Lee Anderson | Lehi Historical Society
Educating Lehi’s youth has been a priority for its citizens from its beginning.
In 1851, while the residents of Evansville were building their homes on the banks of Dry Creek, they also erected a one-room log schoolhouse on the north bank of Dry Creek, around 300 North and 400 West. Lehi’s first teacher, Preston Thomas, was challenged to teach 30 to 40 students, each at a different level of education. This school was moved to around 80 West Main when the second fort was built.
For the next 50 years, Lehi had several schools and countless teachers, but none offered more than an eighth-grade education. Those who wanted to pursue higher education had to travel to institutions such as Brigham Young Academy in Provo. The New West School offered some “high school” courses, but it wasn’t until 1902 that an accredited ninth-grade program was offered, with 15 students attending.
George N. Childs was the principal of the ninth grade, and classes were held on the upper floor of the Central School, which was located at 631 North Center Street. The grade school children occupied the lower floors.

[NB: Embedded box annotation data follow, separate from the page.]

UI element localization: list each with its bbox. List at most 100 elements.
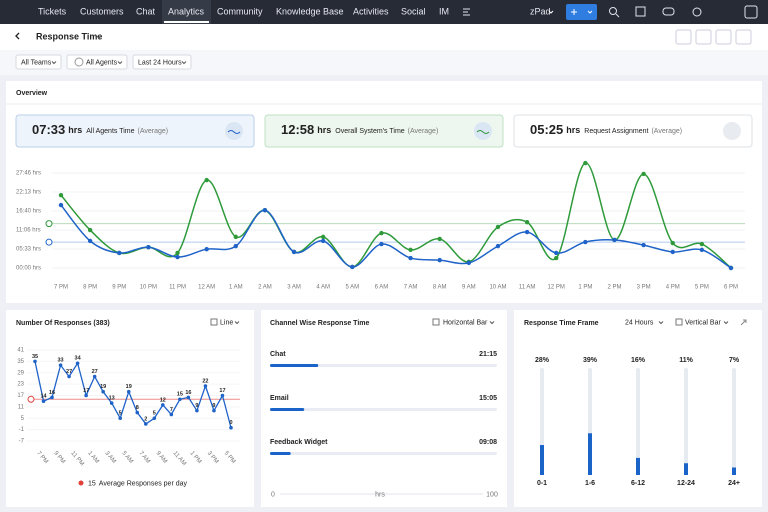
data-point [175,254,180,260]
menu-icon[interactable] [463,8,470,16]
x-tick-label: 6 PM [724,285,738,291]
nav-item[interactable]: Activities [353,6,389,16]
y-tick-label: 11 [18,404,25,410]
data-point [143,422,148,426]
x-tick-label: 3 PM [637,285,651,291]
x-tick-label: 10 AM [489,285,506,291]
x-tick-label: 8 AM [433,285,447,291]
y-tick-label: 16:40 hrs [16,209,41,215]
workspace-switcher[interactable]: zPad [530,6,551,16]
data-label: 17 [83,388,89,394]
reference-marker [45,220,53,228]
data-point [117,250,122,256]
summary-card [513,114,753,148]
data-label: 17 [219,388,225,394]
y-tick-label: 23 [17,382,24,388]
card-time: 12:58 [281,122,314,137]
back-button[interactable] [15,32,20,40]
data-label: 14 [40,394,47,400]
data-point [135,410,140,415]
card-icon [225,122,243,140]
caret [658,321,664,325]
tool-button[interactable] [715,29,732,45]
nav-item[interactable]: Social [401,6,426,16]
data-point [58,202,64,208]
data-label: 2 [144,416,147,422]
series-line [60,204,732,269]
data-point [161,403,165,407]
data-label: 16 [185,390,191,396]
y-tick-label: 5 [21,416,25,422]
nav-item[interactable]: Chat [136,6,156,16]
apps-icon[interactable] [744,5,758,19]
nav-item[interactable]: Knowledge Base [276,6,344,16]
x-tick-label: 7 AM [404,285,418,291]
data-point [320,238,326,244]
tool-button[interactable] [675,29,692,45]
data-point [524,229,530,235]
value-label: 21:15 [479,351,497,358]
data-point [641,242,646,248]
add-button[interactable] [566,4,597,20]
header-tools [675,29,752,45]
y-tick-label: 00:00 hrs [16,266,41,272]
settings-icon[interactable] [692,7,702,17]
calendar-icon[interactable] [635,6,646,17]
legend-dot [78,480,84,486]
card-icon [723,122,741,140]
nav-active-underline [164,21,209,23]
value-label: 7% [729,357,740,364]
value-label: 39% [583,357,598,364]
filter-button[interactable] [66,54,128,70]
x-tick-label: 100 [486,491,498,498]
bar-track [636,368,640,475]
nav-item[interactable]: IM [439,6,449,16]
nav-item[interactable]: Tickets [38,6,67,16]
nav-item[interactable]: Analytics [168,6,205,16]
data-point [466,260,472,266]
view-selector[interactable]: Horizontal Bar [443,319,488,326]
bar-track [684,368,688,475]
data-point [92,374,97,379]
nav-item[interactable]: Customers [80,6,124,16]
nav-active-bg [162,0,211,24]
row-label: Email [270,395,289,402]
card-unit: hrs [317,125,331,135]
tool-button[interactable] [735,29,752,45]
card-note: (Average) [408,128,439,135]
data-point [118,416,123,421]
data-point [583,239,588,245]
nav-item[interactable]: Community [217,6,263,16]
bar-track [732,368,736,475]
summary-card [15,114,255,148]
period-selector[interactable]: 24 Hours [625,319,654,326]
data-point [212,408,216,413]
game-icon[interactable] [662,7,675,16]
data-point [670,240,675,246]
x-tick-label: 1-6 [585,480,595,487]
y-tick-label: 41 [17,348,24,354]
card-icon [474,122,492,140]
data-point [152,416,157,421]
view-selector[interactable]: Vertical Bar [685,319,721,326]
filter-button[interactable] [15,54,62,70]
data-label: 19 [100,384,106,390]
data-point [699,241,705,247]
bar-track [270,364,497,367]
bar [636,457,640,475]
data-point [350,264,355,270]
y-tick-label: 17 [17,393,24,399]
data-point [58,363,63,367]
data-point [109,401,114,405]
data-point [233,243,238,249]
y-tick-label: 22:13 hrs [16,190,41,196]
data-point [728,265,734,271]
caret [96,35,102,39]
filter-button[interactable] [132,54,192,70]
view-selector[interactable]: Line [220,319,233,326]
card-text: 05:25 hrs Request Assignment (Average) [530,122,682,137]
tool-button[interactable] [695,29,712,45]
search-icon[interactable] [609,7,617,15]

It took another four years before the 10th grade was offered in 1906.
Things changed that year when the school board hired W. Karl Hopkins as principal of the high school and to teach English, literature, history, and other subjects. Hopkins was committed to growing the high school, but needed more students before he could convince the school board that he needed a school and additional teachers.
Hopkins traveled throughout Lehi, rounding up prospective students. Many of the young men were athletic, so Hopkins became a coach. They put up a pair of baskets at the old pavilion in City Park, where the Lehi Round-Up Rodeo Grounds are now, and coached the young men to two basketball championships. They took state in 1908 and again in 1909. They also won the county in track and field.
With Hopkins’s effort and Alpine School Board Chairman Morgan Evans, another grade was added to the school in 1907 and again in 1908. In 1907, Lehi hired its first female high school teacher, Miss Lodica Seeley. Seeley taught at the high school until the spring of 1909, when she married Hopkins. That same spring, Lehi’s first class from the new four-year high school graduated.
In 1910, the Grammar School, located where the Legacy Center is today, was completed, making the Central School building Lehi’s first high school. In 1913, the student body had grown to 151 students, and the school offered its first yearbook.
In 1916, the Smuin Dance Academy at 57 N. 200 East was used as the high school gymnasium. Over the next few years, the high school student body continued to grow until the Central School was bursting at the seams with 249 students. They needed a new building.
In 1921, a new high school building was built at 154 North Center. The Lehi Tabernacle of The Church of Jesus Christ of Latter-day Saints was remodeled and used as the high school auditorium. The new school building had a gymnasium for dances and basketball, but football and track events were still held at the City Park.
In 1930, an athletic field was added across the street from the high school behind the Memorial Building, or today’s Hutchings Museum. In 1931, tennis courts were also added. A few years later, the school was expanded to the south with a new auditorium, a lunchroom and classes for the junior high students. Before this, lunches were served in the Memorial Building. Over the next few years, various additions were made to the building until it had outgrown itself once again.
A new high school was built at 180 N. 500 East in time for the 1959-60 school year, and the old building remained in use as the junior high. That year, there were around 444 high school students. As Lehi continued to grow, so did the high school student body.
In 1983, there were around 725 students. In 1988, the ninth grade began meeting in the new junior high building to keep the high school from being overcrowded. Even without the ninth grade, in 1990, there were still more than 700 students meeting in the high school.
Over the next couple of decades, the student body tripled, and the school struggled to keep up. In 2009, there were 2,124 students in the high school. Trailers had been brought in to help with the overflow, but they didn’t solve the problem. During classes, some students were left sitting on the floor or standing in the back due to the lack of desks.
In the hallways between classes, students struggled to push through the throng to their next class. Even though there were two lunch periods, students in the back of the line sometimes didn’t have enough time to eat before they had to go back to class.
Westlake High School opened in 2009 and took the students who had been attending from Saratoga Springs. Unfortunately, it didn’t solve the problem; it just postponed it for a few years. Another high school was desperately needed.
In 2015, the Lehi High School student body reached 2,363. Fortunately, Skyridge High School opened in 2016 for students living in the northern part of town. After Skyridge opened, Lehi High School was remodeled entirely, leaving no remnants of the original building.